Computes descriptive statistics for numeric columns, similar to pandas.DataFrame.describe().
Schema:
| Field | Type | Required | Default | Description |
|---|---|---|---|---|
from | AssetRef | Yes | -- | Source asset. |
columns | List[Column] | No | all numeric | Columns to describe. |
statistics | List[string] | No | all | Statistics to compute: count, mean, stddev, min, max, 25%, 50%, 75%. |
The output has one row per statistic, one column per input column, plus a summary column naming the statistic.

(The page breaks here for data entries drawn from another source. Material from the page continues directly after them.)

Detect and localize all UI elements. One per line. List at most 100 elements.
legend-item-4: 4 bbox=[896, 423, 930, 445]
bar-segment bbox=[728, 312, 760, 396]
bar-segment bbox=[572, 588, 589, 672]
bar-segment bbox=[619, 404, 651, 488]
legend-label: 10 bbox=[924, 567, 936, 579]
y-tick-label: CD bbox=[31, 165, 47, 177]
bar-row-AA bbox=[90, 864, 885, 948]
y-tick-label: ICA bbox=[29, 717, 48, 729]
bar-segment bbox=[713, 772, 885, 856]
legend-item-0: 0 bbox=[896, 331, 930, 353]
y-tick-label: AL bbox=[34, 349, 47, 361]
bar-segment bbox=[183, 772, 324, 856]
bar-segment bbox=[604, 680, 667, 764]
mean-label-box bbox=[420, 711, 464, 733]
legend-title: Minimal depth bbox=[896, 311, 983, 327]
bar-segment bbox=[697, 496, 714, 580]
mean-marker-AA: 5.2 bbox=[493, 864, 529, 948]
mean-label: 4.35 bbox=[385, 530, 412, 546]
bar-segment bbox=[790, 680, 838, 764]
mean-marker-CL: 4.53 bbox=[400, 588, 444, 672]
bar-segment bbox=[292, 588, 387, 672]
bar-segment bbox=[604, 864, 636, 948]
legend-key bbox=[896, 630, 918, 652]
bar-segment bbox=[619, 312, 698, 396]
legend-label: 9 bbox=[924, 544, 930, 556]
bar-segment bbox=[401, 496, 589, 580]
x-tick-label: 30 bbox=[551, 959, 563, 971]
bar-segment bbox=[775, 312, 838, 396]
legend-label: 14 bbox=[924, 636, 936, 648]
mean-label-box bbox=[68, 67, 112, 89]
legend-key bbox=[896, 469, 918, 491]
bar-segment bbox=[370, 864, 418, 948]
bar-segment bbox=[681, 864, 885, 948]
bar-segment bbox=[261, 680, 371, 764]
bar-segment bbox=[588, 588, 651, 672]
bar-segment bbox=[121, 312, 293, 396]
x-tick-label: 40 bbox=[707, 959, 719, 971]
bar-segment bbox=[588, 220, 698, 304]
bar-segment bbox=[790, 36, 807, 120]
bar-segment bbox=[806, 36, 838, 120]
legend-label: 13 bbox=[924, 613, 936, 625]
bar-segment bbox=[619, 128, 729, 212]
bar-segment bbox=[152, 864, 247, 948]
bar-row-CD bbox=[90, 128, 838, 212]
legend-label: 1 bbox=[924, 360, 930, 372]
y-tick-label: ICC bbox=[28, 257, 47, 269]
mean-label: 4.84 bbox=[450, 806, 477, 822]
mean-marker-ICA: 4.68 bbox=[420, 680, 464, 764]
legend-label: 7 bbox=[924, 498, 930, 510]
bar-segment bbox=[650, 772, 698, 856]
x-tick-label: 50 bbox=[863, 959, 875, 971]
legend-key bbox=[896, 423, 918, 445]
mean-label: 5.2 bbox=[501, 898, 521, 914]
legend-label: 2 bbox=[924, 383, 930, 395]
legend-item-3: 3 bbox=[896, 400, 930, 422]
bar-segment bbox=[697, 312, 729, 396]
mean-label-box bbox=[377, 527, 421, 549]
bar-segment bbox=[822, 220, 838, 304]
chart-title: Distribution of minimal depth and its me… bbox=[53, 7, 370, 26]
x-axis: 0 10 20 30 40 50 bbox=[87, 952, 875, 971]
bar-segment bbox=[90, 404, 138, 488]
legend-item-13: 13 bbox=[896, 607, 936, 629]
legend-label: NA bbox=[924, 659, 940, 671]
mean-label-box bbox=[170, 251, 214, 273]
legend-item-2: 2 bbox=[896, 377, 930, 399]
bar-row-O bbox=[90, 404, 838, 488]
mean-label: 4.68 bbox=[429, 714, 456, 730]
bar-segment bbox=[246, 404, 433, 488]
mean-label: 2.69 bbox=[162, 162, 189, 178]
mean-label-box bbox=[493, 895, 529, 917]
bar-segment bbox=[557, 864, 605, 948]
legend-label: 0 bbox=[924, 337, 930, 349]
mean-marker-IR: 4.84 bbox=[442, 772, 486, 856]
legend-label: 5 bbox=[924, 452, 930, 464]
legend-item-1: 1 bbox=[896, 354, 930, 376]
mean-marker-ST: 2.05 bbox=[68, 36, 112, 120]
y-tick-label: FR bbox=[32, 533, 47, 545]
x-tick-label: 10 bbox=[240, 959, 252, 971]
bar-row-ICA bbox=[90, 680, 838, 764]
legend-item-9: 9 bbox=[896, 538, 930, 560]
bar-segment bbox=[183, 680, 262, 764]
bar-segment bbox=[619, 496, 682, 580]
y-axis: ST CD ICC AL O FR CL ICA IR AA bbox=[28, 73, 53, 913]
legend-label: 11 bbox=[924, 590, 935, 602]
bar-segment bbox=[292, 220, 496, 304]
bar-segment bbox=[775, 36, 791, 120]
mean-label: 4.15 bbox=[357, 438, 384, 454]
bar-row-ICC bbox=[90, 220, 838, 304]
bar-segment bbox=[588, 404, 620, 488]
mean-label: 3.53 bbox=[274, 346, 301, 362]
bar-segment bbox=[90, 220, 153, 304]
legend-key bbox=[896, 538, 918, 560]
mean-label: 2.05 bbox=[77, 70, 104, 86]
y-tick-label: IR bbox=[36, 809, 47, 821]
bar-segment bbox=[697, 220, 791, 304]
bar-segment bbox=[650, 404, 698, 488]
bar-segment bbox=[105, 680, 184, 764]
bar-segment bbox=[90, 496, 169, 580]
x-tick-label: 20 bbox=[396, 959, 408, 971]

Example -- describe salary and age columns:
transformation:
- name: stats
describe:
from: employees
columns: [salary, age]
Example -- compute specific statistics:
transformation:
- name: keyStats
describe:
from: measurements
statistics: [count, mean, min, max]
Tip:
describeis useful for exploratory data analysis and data profiling within a pipeline.
Crosstab (8.44)
New in v3.0.
Computes a frequency cross-tabulation (contingency table) of two columns. The output has col1 values as rows, col2 distinct values as columns, and counts as values.
Schema:
| Field | Type | Required | Description |
|---|---|---|---|
from | AssetRef | Yes | Source asset. |
col1 | Column | Yes | Row dimension column. |
col2 | Column | Yes | Column dimension column. |
Example -- cross-tabulate department by status:
transformation:
- name: deptStatusMatrix
crosstab:
from: employees
col1: department
col2: status
Given employees with departments (Engineering, Sales) and statuses (active, inactive), this produces:
| department | active | inactive |
|---|---|---|
| Engineering | 25 | 3 |
| Sales | 18 | 5 |
Tip: Crosstab is a specialized form of pivot optimized for frequency counting. Use
pivotwith explicit aggregations for more complex cross-tabulation needs.